In fact, Singer had left Hasidism behind as a teenager. Although he had tried one year in rabbinical seminary, he always knew it would never take: “I couldn’t be the sort of Jew that my pious parents wanted to make of me; I couldn’t be, and didn’t want to be, a non-Jew. I could live neither with, nor without, God. I aspired to the big, free world, but I had understood already that the world was nowhere near as big and free as I had envisioned.”
This sort of religious doubt is one of two big anxieties that inform The Magician of Lublin. The other, as so often in Singer’s work, is sex.
We have been taught, by the baby boomers, to think of the 1960s as a period of sexual revolution. In modern times, every generation thinks it discovered sex. It could be argued that Singer’s generation really did. The young Jewish women Singer met when he moved to Warsaw in the 1920s had turned their backs on arranged marriages, on wigs, on mikvas. They were adherents of free love. The writers’ club to which Singer belonged rented out one floor to a brothel. Yet even by the standards of the day, the slight, pale, delicate Singer was a whirlwind of erotic complications. Like Yasha Mazur, the hero—or, at least, the protagonist—of The Magician of Lublin, Singer was a serial polygamist. Like Yasha, he never really felt at ease unless he was juggling several women at once. His absurdist rendering of a magician in crisis is, beyond question, a self-portrait.

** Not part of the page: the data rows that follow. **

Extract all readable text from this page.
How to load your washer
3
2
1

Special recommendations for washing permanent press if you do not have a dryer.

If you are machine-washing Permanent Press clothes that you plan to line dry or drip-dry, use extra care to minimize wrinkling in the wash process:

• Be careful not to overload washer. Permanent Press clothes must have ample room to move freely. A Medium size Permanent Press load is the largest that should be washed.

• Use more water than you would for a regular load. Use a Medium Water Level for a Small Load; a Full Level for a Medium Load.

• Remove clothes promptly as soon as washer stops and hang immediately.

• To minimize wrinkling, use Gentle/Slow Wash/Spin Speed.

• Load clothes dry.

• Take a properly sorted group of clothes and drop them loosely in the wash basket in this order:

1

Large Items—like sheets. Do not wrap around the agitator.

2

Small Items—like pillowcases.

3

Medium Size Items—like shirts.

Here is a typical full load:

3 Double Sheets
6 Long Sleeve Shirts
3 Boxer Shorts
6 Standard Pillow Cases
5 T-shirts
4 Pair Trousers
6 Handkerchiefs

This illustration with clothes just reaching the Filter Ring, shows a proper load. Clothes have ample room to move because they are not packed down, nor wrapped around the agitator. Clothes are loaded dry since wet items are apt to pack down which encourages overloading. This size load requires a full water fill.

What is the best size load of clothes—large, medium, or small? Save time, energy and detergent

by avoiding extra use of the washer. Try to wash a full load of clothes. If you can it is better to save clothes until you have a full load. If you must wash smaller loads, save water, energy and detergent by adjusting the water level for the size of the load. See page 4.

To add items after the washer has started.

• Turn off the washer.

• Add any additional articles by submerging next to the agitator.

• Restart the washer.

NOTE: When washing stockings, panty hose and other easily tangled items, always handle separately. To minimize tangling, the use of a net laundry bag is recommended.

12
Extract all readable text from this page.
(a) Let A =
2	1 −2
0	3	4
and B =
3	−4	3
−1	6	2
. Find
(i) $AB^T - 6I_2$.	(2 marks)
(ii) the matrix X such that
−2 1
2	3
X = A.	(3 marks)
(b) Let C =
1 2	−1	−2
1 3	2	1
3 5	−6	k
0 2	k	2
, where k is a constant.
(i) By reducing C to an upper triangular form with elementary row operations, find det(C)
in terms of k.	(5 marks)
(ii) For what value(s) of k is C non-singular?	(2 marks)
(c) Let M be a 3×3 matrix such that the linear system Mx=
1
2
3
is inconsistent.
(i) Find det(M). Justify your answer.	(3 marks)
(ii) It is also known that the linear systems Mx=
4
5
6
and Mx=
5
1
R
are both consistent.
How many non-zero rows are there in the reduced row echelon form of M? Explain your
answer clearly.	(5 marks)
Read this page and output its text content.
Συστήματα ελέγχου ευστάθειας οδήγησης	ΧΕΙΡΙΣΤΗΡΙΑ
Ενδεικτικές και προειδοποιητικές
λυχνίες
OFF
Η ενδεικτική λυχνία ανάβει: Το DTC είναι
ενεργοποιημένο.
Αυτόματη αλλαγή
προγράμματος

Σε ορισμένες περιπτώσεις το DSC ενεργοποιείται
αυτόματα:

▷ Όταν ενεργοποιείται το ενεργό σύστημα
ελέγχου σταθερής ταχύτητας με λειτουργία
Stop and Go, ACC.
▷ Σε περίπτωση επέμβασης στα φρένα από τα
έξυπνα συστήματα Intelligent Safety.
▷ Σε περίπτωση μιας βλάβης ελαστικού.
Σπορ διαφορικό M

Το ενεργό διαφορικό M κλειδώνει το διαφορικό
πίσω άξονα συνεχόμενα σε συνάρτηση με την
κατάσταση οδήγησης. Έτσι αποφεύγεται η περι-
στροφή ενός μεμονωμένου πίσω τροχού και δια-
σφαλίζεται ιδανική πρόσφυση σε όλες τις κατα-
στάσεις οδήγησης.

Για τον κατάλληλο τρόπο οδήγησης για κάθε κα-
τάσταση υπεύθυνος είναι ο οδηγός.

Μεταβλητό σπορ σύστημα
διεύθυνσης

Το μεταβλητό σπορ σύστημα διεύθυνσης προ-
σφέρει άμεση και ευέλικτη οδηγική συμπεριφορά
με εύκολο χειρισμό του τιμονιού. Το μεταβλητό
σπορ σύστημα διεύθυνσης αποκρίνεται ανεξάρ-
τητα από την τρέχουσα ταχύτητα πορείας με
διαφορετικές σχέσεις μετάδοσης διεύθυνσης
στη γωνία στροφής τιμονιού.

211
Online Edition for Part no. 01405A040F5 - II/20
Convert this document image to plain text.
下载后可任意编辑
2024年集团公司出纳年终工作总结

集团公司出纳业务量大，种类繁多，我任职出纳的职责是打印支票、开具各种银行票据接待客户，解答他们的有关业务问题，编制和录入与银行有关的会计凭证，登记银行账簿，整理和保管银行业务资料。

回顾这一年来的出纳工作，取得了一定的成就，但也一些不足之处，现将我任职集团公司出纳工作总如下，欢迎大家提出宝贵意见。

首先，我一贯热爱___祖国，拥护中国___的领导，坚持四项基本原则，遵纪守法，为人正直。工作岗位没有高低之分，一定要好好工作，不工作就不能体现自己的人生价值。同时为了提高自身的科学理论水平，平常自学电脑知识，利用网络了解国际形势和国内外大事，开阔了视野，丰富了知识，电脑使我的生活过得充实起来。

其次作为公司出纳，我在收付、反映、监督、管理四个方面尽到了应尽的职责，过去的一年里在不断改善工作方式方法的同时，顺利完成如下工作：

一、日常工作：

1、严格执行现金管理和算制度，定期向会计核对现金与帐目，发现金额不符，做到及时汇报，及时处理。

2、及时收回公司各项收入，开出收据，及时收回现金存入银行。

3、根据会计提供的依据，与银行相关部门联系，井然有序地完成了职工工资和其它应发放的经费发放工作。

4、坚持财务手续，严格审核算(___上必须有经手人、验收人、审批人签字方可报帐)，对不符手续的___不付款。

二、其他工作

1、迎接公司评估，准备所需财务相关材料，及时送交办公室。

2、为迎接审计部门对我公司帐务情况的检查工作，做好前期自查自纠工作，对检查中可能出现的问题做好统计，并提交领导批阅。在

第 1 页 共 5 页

Juggling, walking a tightrope, picking locks, mesmerizing, performing miraculous escapes: Yasha’s magic act is one big metaphor for his philandering. For Yasha, escaping from women has become an addiction, and the addiction has left him in pieces. Part of him would like to go back to Lublin and be a good husband to his dutiful Jewish wife. Part of him would like to move to Italy with his wealthy gentile mistress. Part of him would like to seduce her teenage daughter—part of him’s already halfway there. And part of him longs for deliverance. But if he doesn’t believe in the existence of God, if he himself hardly exists except as a bundle of wayward desires, then what on earth can save him?
Although Singer sets The Magician of Lublin in the Poland of the 1880s, Yasha is a modern man. And the novel is a modern novel par excellence—one of Singer’s best. Funny, troubling, obsessive, it has all the charm of a trickster tale and all the force of a confession. By reissuing The Magician of Lublin on the fiftieth anniversary of its first appearance, we hope to reintroduce Singer to a new generation of readers, those who know him from their parents’ bookshelves, who remember him as a popular preserver of Yiddish culture, but who may not realize how strange, how sophisticated and provocative, a writer he really was.